4- Events at the second discharge port
An additional delay occurred at the second discharge port when authorities refused to berth until they could review results of a sample analysis on the cargo in holds 4 and 5. After some time, the authorities cleared the non-rejected cargo, however, holds 4 and 5 were rejected again.
The charterer tried to blame the owner for all delays from 20 October to 3 January; however, the tribunal disagreed. Accordingly, laytime and demurrage amounts for the first two ports, US$ 723,115.12 gross, were approved.
5 – Events at the third discharge port
With cargo rejected at two ports, the vessel sailed to a third discharge port. The Addendum required the charterer to provide a signed and stamped indemnity letter against discharge. This was not completed in a timely manner. The owner insisted the vessel was ready to discharge upon tendering NOR, so the time spent waiting at roads were the charterer’s responsibility. The charterer did not dispute the owner’s claim, so the tribunal accepted the figures provided.

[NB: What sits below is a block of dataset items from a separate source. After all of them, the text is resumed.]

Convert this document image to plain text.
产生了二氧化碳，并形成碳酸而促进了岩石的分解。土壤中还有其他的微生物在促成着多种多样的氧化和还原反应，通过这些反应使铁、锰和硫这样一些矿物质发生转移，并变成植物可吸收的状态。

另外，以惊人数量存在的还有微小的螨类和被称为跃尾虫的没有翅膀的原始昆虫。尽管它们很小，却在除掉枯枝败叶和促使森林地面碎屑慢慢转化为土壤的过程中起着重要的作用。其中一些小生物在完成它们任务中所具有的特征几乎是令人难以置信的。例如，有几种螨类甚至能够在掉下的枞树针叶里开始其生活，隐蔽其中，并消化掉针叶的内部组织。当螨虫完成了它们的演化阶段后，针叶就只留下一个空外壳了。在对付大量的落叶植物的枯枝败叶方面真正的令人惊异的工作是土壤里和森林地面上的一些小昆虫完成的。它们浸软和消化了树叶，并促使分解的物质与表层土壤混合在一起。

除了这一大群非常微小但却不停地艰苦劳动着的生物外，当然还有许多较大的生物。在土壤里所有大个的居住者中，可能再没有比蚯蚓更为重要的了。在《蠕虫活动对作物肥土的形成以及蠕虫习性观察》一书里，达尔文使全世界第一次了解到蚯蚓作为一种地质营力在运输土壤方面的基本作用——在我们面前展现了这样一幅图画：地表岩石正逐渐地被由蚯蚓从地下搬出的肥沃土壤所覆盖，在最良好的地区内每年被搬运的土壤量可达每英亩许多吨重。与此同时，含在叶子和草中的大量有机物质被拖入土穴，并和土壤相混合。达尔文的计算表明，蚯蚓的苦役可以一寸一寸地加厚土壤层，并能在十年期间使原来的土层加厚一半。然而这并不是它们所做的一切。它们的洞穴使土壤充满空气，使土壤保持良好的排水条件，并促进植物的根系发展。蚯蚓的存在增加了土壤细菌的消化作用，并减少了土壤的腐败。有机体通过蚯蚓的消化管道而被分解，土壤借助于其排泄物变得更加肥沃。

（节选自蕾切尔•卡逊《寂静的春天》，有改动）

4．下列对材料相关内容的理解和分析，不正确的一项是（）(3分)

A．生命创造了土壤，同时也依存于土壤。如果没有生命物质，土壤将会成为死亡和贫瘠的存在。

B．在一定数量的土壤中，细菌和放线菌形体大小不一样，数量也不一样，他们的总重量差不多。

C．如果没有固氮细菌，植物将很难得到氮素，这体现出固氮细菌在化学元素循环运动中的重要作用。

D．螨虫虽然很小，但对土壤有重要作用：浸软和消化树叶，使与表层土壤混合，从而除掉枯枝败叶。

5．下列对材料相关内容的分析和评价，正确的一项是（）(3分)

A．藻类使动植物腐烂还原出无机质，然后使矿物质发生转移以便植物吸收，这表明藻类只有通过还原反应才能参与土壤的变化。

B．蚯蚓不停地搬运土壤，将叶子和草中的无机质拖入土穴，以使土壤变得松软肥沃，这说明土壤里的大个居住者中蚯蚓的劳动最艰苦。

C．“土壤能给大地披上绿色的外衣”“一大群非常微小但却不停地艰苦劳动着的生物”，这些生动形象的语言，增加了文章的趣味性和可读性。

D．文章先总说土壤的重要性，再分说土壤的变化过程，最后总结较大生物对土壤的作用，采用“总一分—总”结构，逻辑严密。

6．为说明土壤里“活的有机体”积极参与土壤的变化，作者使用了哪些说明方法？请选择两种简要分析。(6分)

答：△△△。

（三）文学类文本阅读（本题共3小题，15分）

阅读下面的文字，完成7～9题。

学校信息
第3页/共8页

6 – Bunker deviation costs
Upon completion of final discharge, the owner gave the charterer a complete statement of account, with a balance due of US$ 318,047.34, which included US$ 15,000 for “deviation costs” of bunkers consumed between the second and third discharge ports. The owner claimed it was implied that the charterer would pay costs and expenses of additional port calls.
The tribunal assumed the US$ 15,000 was a lump sum for bunkers consumed rather than actual consumption because the owner also claimed demurrage for the time element. Since the Addendum did not specify responsibility for freight or transit from the first to the second discharge port, the owner’s claim failed.
The tribunal held the owner was due US$ 303,407.34, plus interest and costs.